L’observation de cas en l’absence de tout facteur prédisposant n’est pas
exceptionnelle (jusqu’à 30 % des cas, selon les études), au cours desquels
l’infection survient généralement après contamination traumatique de la peau
et demeure localisée.
La complexité bactériologique des Nocardia et le caractère occasionnel de
leur isolement a longtemps conduit à considérer la nocardiose comme une
maladie rare. La fréquence de la nocardiose reste encore imprécise, mais une
enquête réalisée en 1992 par notre Laboratoire a permis d’estimer qu’environ
150 à 250 cas de nocardiose sont diagnostiqués chaque année en France.
L’incidence réelle pourrait être plus élevée, du fait d’un « index de
suspicion » bas (confusion avec d’autres affections, pathologies
intercurrentes masquant parfois le diagnostic).
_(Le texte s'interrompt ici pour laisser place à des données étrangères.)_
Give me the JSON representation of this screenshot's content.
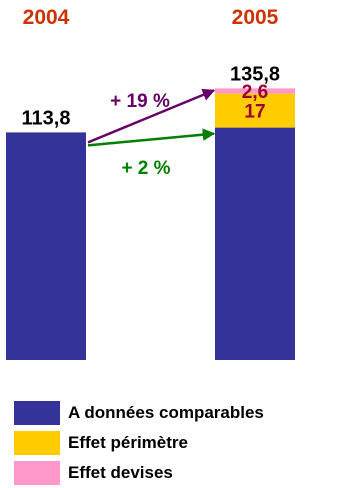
{
  "chart_data": {
    "type": "bar",
    "stacked": true,
    "categories": [
      "2004",
      "2005"
    ],
    "series": [
      {
        "name": "A données comparables",
        "values": [
          113.8,
          116.2
        ]
      },
      {
        "name": "Effet périmètre",
        "values": [
          0,
          17
        ]
      },
      {
        "name": "Effet devises",
        "values": [
          0,
          2.6
        ]
      }
    ],
    "totals": [
      "113,8",
      "135,8"
    ],
    "segment_labels": {
      "perimetre": "17",
      "devises": "2,6"
    },
    "growth_labels": [
      {
        "label": "+ 19 %",
        "color": "#660066"
      },
      {
        "label": "+ 2 %",
        "color": "#008000"
      }
    ],
    "ylim": [
      0,
      135.8
    ]
  },
  "colors": {
    "comparable": "#333399",
    "perimetre": "#ffcc00",
    "devises": "#ff99cc",
    "year_text": "#cc3300",
    "segment_text": "#990033"
  },
  "legend": [
    {
      "label": "A données comparables",
      "color": "#333399"
    },
    {
      "label": "Effet périmètre",
      "color": "#ffcc00"
    },
    {
      "label": "Effet devises",
      "color": "#ff99cc"
    }
  ]
}
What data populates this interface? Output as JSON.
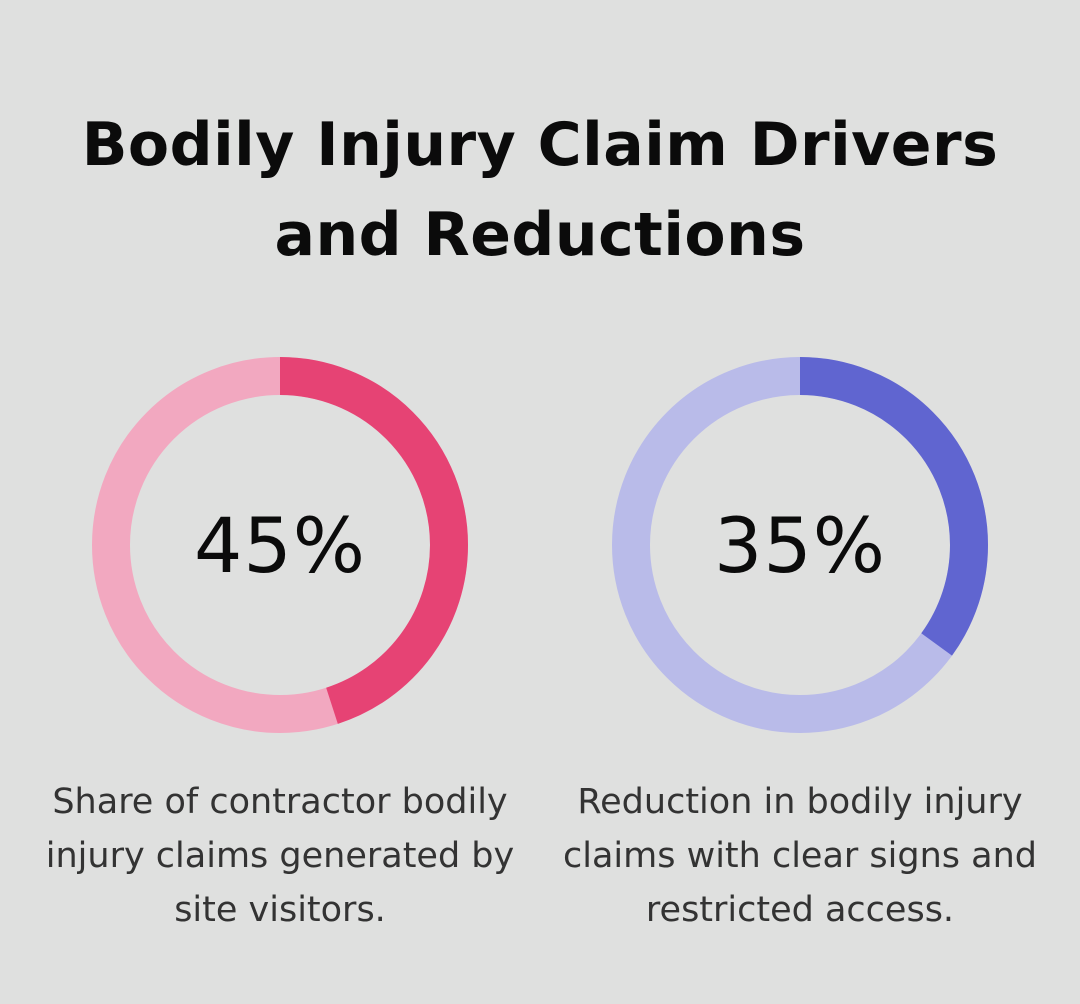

De fait, le nombre de cas
répertoriés par notre Laboratoire augmente chaque année de plus de 50 % en
moyenne depuis 10 ans. L’augmentation apparente de l’incidence de la
nocardiose peut être expliquée par l’accroissement du nombre et de la
sévérité des situations d’immunodépression, et aussi probablement par une
amélioration du diagnostic.
Les problèmes posés par la nocardiose et plus généralement par les infections
à actinomycètes aérobies (en dehors du genre Mycobacterium) sont de
différents ordres: épidémiologiques, physiopathologiques, diagnostiques,
thérapeutiques.
L'objectif que nous nous sommes fixés a donc été :
- de
développer des méthodes permettant de mieux appréhender la phylogénie, la
taxonomie et l’identification au sein du genre Nocardia et au sein de la
famille des actinomycètes notamment par des approches moléculaires pouvant
constituer une alternative aux méthodes classiques d'identification,
- de mieux
appréhender la biodiversité des souches de Nocardia et les aspects
épidémiologiques de cette infection en développant et validant des outils
reproductibles et discriminants pour le typage infraspécifique des souches de
Nocardia,
-
l’ensemble de ces travaux de recherche sont sous-tendus par notre activité
d’expertise et de surveillance épidémiologique pérennisées au sein de
l’Observatoire Français des Nocardioses dont nous assurons l’entière gestion,
scientifique, technique et économique, et que nous présenterons en premier
lieu.
L’Observatoire Français des Nocardioses est un service totalement intégré et
le plus développé au sein du plateau technique PAR-MIC du pôle Envirhônalp,
composante importante du Pôle de compétitivité « Chimie – Environnement ».
Deux autres services sont en projet d’intégration au PAR-MIC : un Centre de
Ressource Biologique et l’Observatoire Rhône-Alpin des Microflores
Naturelles, ainsi qu’un réseau de laboratoires du cluster Environnement, etc.
Destiné à analyser, d’une manière globale, le risque microbiologique et la
diversité microbienne, et à favoriser l’émergence d’actions conjointes EPST -
Université et partenaires socio-économiques, le PAR-MIC bénéficie du soutien
de l’action INGEMA (aide à l’émergence de start-up en collaboration avec le
C.N.R.S.), de l’U.C.B.L., du cluster Environnement, et est en attente des
soutiens de la région Rhône-Alpes et du C.N.R.S.